One other possibility that scientists entertain is that some vessel at sea leaked the residue that congealed into tar balls, a theory that could be validated once the tar is examined closely enough to discover any so-called footprints from which to trace its origins.
Or is there anything, we might also ask, to the notion you could derive from the website of the National Oceanographic and Atmosphere Administration, or NOAA, that the waters are fungible, you can’t totally separate one body of water from another, and if wet gooey “waste” flows thereupon, there’s no telling where it ends up? In the global scheme of things, is it that big of a hop, skip and a jump from the Panama Canal, say, to Cabo San Lucas or the Oceanside Pier?
At any rate, it’s a short though panicky leap from the inferences we might draw from the NOAA site to the discomfiting (albeit speculative) conclusion that the tar balls on our beaches — even as few as they were — came from a bayou far, far away, in the southerly reaches of the State of Louisiana.
That could explain the queasy and angry feelings that come when for a brief moment we see how we’d just love to believe that British Petroleum is genuine and sincere when it conveys via its advertising that it will make everything right again in the Gulf of Mexico. For a second, we are seduced and spellbound by the adroit institutional advertising; we surely want to believe that BP, this bastion of Big Oil, is indeed a great corporate citizen after all.
The fact is that scientists from top-flight universities in the Gulf states have made it clear there’s just no calculating the magnitude of this disaster. Even with the mop up relatively accomplished, no one knows how long it could take for habitats to be restored, or if that’s even possible.
BP talks about $20 billion in reparations. Ken Feinberg, the Bostonian who applied Solomon-like principles to parceling out the limited funds extant to help the survivors of those killed on Sept. 11, is reported to be scratching his head over how to satisfy in any real way the claims for losses sustained by those whose livelihood depends on a robust and healthy Gulf of Mexico. Reporters for Mother Jones magazine at one point looked into BP’s performance as a payer of claims and found BP spent more on advertising than on reparations.

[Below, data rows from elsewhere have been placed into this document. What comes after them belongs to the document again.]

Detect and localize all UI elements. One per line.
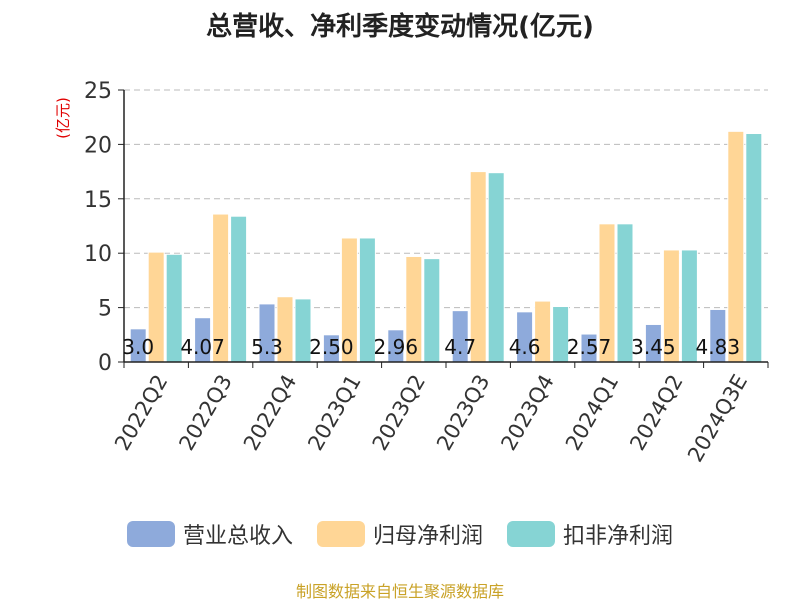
data-label-revenue: 5.3 — [251, 335, 283, 359]
x-tick-label: 2022Q4 — [239, 371, 301, 455]
y-tick-label: 0 — [98, 351, 112, 376]
x-tick-label: 2022Q2 — [110, 371, 172, 455]
legend: 营业总收入 归母净利润 扣非净利润 — [0, 518, 800, 550]
legend-label: 营业总收入 — [182, 524, 293, 549]
data-label-revenue: 2.96 — [374, 335, 419, 359]
bar-net_profit — [469, 171, 487, 363]
x-tick-label: 2024Q1 — [561, 371, 623, 455]
bar-non_recurring — [745, 133, 763, 363]
legend-swatch — [316, 521, 365, 547]
y-axis-label: (亿元) — [54, 97, 72, 139]
data-label-revenue: 4.07 — [180, 335, 225, 359]
bar-non_recurring — [487, 172, 505, 363]
y-tick-label: 25 — [84, 79, 112, 104]
x-tick-label: 2023Q3 — [432, 371, 494, 455]
bar-non_recurring — [423, 258, 441, 363]
x-tick-label: 2024Q2 — [625, 371, 687, 455]
data-label-revenue: 4.83 — [696, 335, 741, 359]
legend-item-net-profit[interactable]: 归母净利润 — [316, 518, 483, 550]
legend-label: 归母净利润 — [372, 524, 483, 549]
data-labels-group: 3.0 4.07 5.3 2.50 2.96 4.7 4.6 2.57 3.45 4.83 — [122, 335, 740, 359]
legend-label: 扣非净利润 — [563, 524, 674, 549]
bar-non_recurring — [230, 215, 248, 363]
y-tick-label: 5 — [98, 297, 112, 322]
data-label-revenue: 4.7 — [444, 335, 476, 359]
data-label-revenue: 2.57 — [567, 335, 612, 359]
y-tick-label: 10 — [84, 242, 112, 267]
chart-title: 总营收、净利季度变动情况(亿元) — [206, 12, 594, 42]
x-tick-label: 2023Q4 — [496, 371, 558, 455]
legend-item-non-recurring[interactable]: 扣非净利润 — [507, 518, 673, 550]
legend-swatch — [126, 521, 175, 547]
legend-swatch — [507, 521, 555, 547]
x-tick-label: 2024Q3E — [683, 371, 752, 467]
y-tick-label: 20 — [84, 133, 112, 158]
x-tick-label: 2023Q1 — [303, 371, 365, 455]
x-tick-label: 2023Q2 — [368, 371, 430, 455]
y-tick-label: 15 — [84, 188, 112, 213]
bars-group — [129, 130, 763, 363]
x-tick-label: 2022Q3 — [174, 371, 236, 455]
data-label-revenue: 2.50 — [309, 335, 354, 359]
legend-item-revenue[interactable]: 营业总收入 — [126, 518, 293, 550]
data-label-revenue: 3.0 — [122, 335, 154, 359]
data-source-note: 制图数据来自恒生聚源数据库 — [295, 582, 504, 601]
data-label-revenue: 4.6 — [509, 335, 541, 359]
gridlines — [124, 89, 768, 309]
data-label-revenue: 3.45 — [631, 335, 676, 359]
bar-net_profit — [727, 130, 745, 363]
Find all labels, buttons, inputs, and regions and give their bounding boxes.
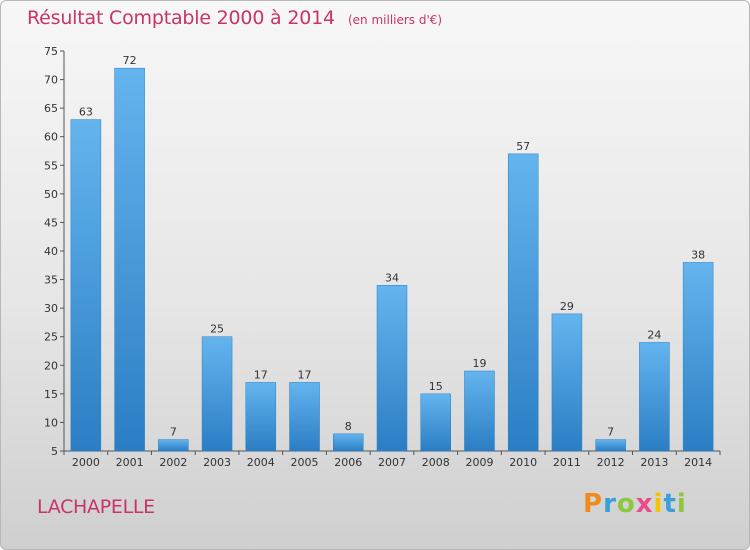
bar-value-label: 17: [254, 368, 268, 381]
bar-value-label: 29: [560, 300, 574, 313]
bar: [245, 382, 277, 452]
location-name: LACHAPELLE: [37, 496, 155, 518]
bar: [289, 382, 320, 452]
y-tick-label: 50: [44, 188, 58, 201]
bar-value-label: 25: [210, 323, 224, 336]
bar-value-label: 24: [647, 328, 661, 341]
x-tick-label: 2008: [422, 456, 450, 469]
bar: [70, 119, 102, 452]
chart-title: Résultat Comptable 2000 à 2014: [27, 7, 335, 29]
bar: [420, 393, 451, 452]
logo-letter: x: [635, 489, 654, 519]
y-tick-label: 55: [44, 159, 58, 172]
bar: [507, 153, 539, 452]
logo-letter: o: [616, 489, 636, 519]
x-tick-label: 2011: [553, 456, 581, 469]
bars: [70, 67, 714, 452]
x-tick-label: 2006: [334, 456, 362, 469]
bar: [158, 439, 189, 452]
bar-value-label: 7: [170, 426, 177, 439]
bar: [639, 342, 670, 452]
y-tick-label: 60: [44, 131, 58, 144]
y-tick-label: 35: [44, 274, 58, 287]
x-tick-label: 2002: [159, 456, 187, 469]
bar: [551, 313, 583, 452]
bar-value-label: 17: [298, 368, 312, 381]
y-tick-label: 65: [44, 102, 58, 115]
bar: [333, 433, 364, 452]
y-tick-label: 75: [44, 45, 58, 58]
x-tick-label: 2009: [465, 456, 493, 469]
x-tick-label: 2003: [203, 456, 231, 469]
y-tick-label: 10: [44, 416, 58, 429]
bar-value-label: 15: [429, 380, 443, 393]
x-tick-label: 2010: [509, 456, 537, 469]
bar-value-label: 34: [385, 271, 399, 284]
y-tick-label: 70: [44, 74, 58, 87]
bar: [114, 67, 145, 452]
chart-subtitle: (en milliers d'€): [347, 13, 443, 27]
x-tick-label: 2014: [684, 456, 712, 469]
bar: [464, 370, 495, 452]
y-tick-label: 25: [44, 331, 58, 344]
logo-letter: P: [583, 489, 604, 519]
y-tick-label: 40: [44, 245, 58, 258]
x-tick-label: 2013: [640, 456, 668, 469]
bar: [595, 439, 626, 452]
x-tick-label: 2001: [116, 456, 144, 469]
y-tick-label: 30: [44, 302, 58, 315]
x-tick-label: 2000: [72, 456, 100, 469]
bar-value-label: 63: [79, 106, 93, 119]
bar: [376, 285, 408, 452]
y-tick-label: 5: [51, 445, 58, 458]
logo-letter: t: [663, 489, 677, 519]
y-tick-label: 15: [44, 388, 58, 401]
x-tick-label: 2005: [291, 456, 319, 469]
bar: [682, 262, 714, 452]
x-tick-label: 2012: [597, 456, 625, 469]
title-row: Résultat Comptable 2000 à 2014 (en milli…: [27, 7, 442, 29]
bar-value-label: 38: [691, 248, 705, 261]
bar-value-label: 72: [123, 54, 137, 67]
x-tick-label: 2004: [247, 456, 275, 469]
logo-letter: r: [603, 489, 617, 519]
x-tick-label: 2007: [378, 456, 406, 469]
logo-letter: i: [653, 489, 664, 519]
bar: [201, 336, 233, 452]
y-tick-label: 20: [44, 359, 58, 372]
proxiti-logo: Proxiti: [583, 489, 687, 519]
bar-value-label: 8: [345, 420, 352, 433]
labels: 63 72 7 25 17 17 8 34 15 19 57 29 7 24 38: [79, 54, 705, 438]
bar-value-label: 57: [516, 140, 530, 153]
y-tick-label: 45: [44, 216, 58, 229]
bar-value-label: 19: [472, 357, 486, 370]
bar-value-label: 7: [607, 426, 614, 439]
logo-letter: i: [676, 489, 687, 519]
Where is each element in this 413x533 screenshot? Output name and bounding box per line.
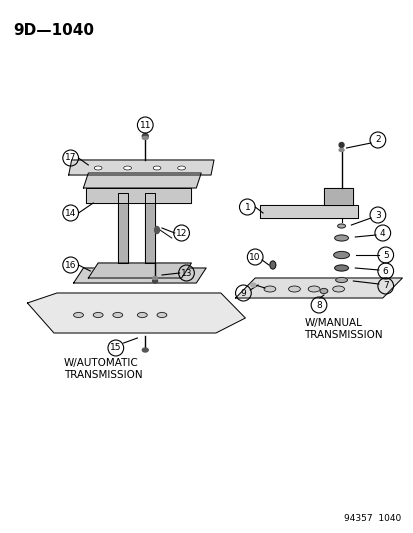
Ellipse shape: [153, 166, 161, 170]
Ellipse shape: [142, 133, 148, 139]
Polygon shape: [88, 263, 191, 278]
Ellipse shape: [250, 283, 255, 287]
Ellipse shape: [93, 312, 103, 318]
Ellipse shape: [269, 261, 275, 269]
Polygon shape: [117, 193, 127, 263]
Polygon shape: [83, 173, 201, 188]
Ellipse shape: [338, 149, 343, 151]
Ellipse shape: [334, 235, 348, 241]
Ellipse shape: [333, 252, 349, 259]
Text: 6: 6: [382, 266, 388, 276]
Text: 9D—1040: 9D—1040: [14, 23, 95, 38]
Ellipse shape: [142, 348, 148, 352]
Polygon shape: [259, 205, 357, 218]
Text: 11: 11: [139, 120, 151, 130]
Ellipse shape: [123, 166, 131, 170]
Polygon shape: [86, 188, 191, 203]
Text: 13: 13: [180, 269, 192, 278]
Text: 3: 3: [374, 211, 380, 220]
Text: 1: 1: [244, 203, 249, 212]
Polygon shape: [69, 160, 214, 175]
Text: W/MANUAL
TRANSMISSION: W/MANUAL TRANSMISSION: [304, 318, 382, 340]
Ellipse shape: [338, 142, 343, 148]
Ellipse shape: [319, 288, 327, 294]
Ellipse shape: [337, 224, 345, 228]
Text: 4: 4: [379, 229, 385, 238]
Text: 15: 15: [110, 343, 121, 352]
Ellipse shape: [152, 279, 157, 283]
Text: 94357  1040: 94357 1040: [343, 514, 400, 523]
Ellipse shape: [263, 286, 275, 292]
Polygon shape: [27, 293, 245, 333]
Ellipse shape: [307, 286, 319, 292]
Ellipse shape: [332, 286, 344, 292]
Ellipse shape: [137, 312, 147, 318]
Ellipse shape: [74, 312, 83, 318]
Polygon shape: [323, 188, 352, 205]
Polygon shape: [235, 278, 401, 298]
Text: 7: 7: [382, 281, 388, 290]
Ellipse shape: [113, 312, 122, 318]
Text: 8: 8: [316, 301, 321, 310]
Ellipse shape: [288, 286, 299, 292]
Ellipse shape: [154, 227, 159, 233]
Text: 14: 14: [65, 208, 76, 217]
Text: 9: 9: [240, 288, 246, 297]
Ellipse shape: [157, 312, 166, 318]
Polygon shape: [145, 193, 155, 263]
Ellipse shape: [334, 265, 348, 271]
Text: 5: 5: [382, 251, 388, 260]
Ellipse shape: [142, 136, 148, 140]
Text: 2: 2: [374, 135, 380, 144]
Text: W/AUTOMATIC
TRANSMISSION: W/AUTOMATIC TRANSMISSION: [64, 358, 142, 379]
Text: 16: 16: [65, 261, 76, 270]
Text: 10: 10: [249, 253, 260, 262]
Polygon shape: [74, 268, 206, 283]
Ellipse shape: [94, 166, 102, 170]
Ellipse shape: [335, 278, 347, 282]
Ellipse shape: [152, 277, 157, 279]
Ellipse shape: [177, 166, 185, 170]
Text: 12: 12: [176, 229, 187, 238]
Text: 17: 17: [65, 154, 76, 163]
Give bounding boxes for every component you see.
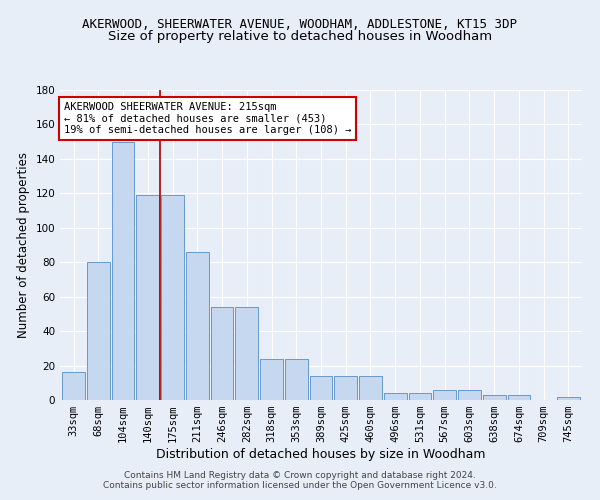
- Bar: [161, 195, 184, 400]
- Bar: [557, 396, 580, 400]
- Bar: [433, 390, 456, 400]
- Bar: [112, 142, 134, 400]
- Bar: [87, 262, 110, 400]
- Bar: [458, 390, 481, 400]
- Text: Size of property relative to detached houses in Woodham: Size of property relative to detached ho…: [108, 30, 492, 43]
- Text: AKERWOOD, SHEERWATER AVENUE, WOODHAM, ADDLESTONE, KT15 3DP: AKERWOOD, SHEERWATER AVENUE, WOODHAM, AD…: [83, 18, 517, 30]
- Bar: [334, 376, 357, 400]
- Bar: [384, 393, 407, 400]
- Bar: [285, 358, 308, 400]
- Bar: [260, 358, 283, 400]
- Y-axis label: Number of detached properties: Number of detached properties: [17, 152, 30, 338]
- Bar: [235, 307, 258, 400]
- Bar: [508, 395, 530, 400]
- Bar: [186, 252, 209, 400]
- Bar: [62, 372, 85, 400]
- Bar: [409, 393, 431, 400]
- Bar: [310, 376, 332, 400]
- Text: Contains HM Land Registry data © Crown copyright and database right 2024.
Contai: Contains HM Land Registry data © Crown c…: [103, 470, 497, 490]
- Bar: [136, 195, 159, 400]
- X-axis label: Distribution of detached houses by size in Woodham: Distribution of detached houses by size …: [156, 448, 486, 461]
- Bar: [211, 307, 233, 400]
- Bar: [483, 395, 506, 400]
- Bar: [359, 376, 382, 400]
- Text: AKERWOOD SHEERWATER AVENUE: 215sqm
← 81% of detached houses are smaller (453)
19: AKERWOOD SHEERWATER AVENUE: 215sqm ← 81%…: [64, 102, 351, 136]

So when the warmth and fuzziness of BP’s print ads and television commercials lull us into feeling good about the oil company’s efforts to undo massive damage that it could have prevented in the first place by heeding a series of warning signs, it’s time for a reality check. Picture a pelican, its food supply poisoned, picking at a bloated, oil-coated fin fish in a bayou and ask ourselves who we — and British Petroleum — are kidding.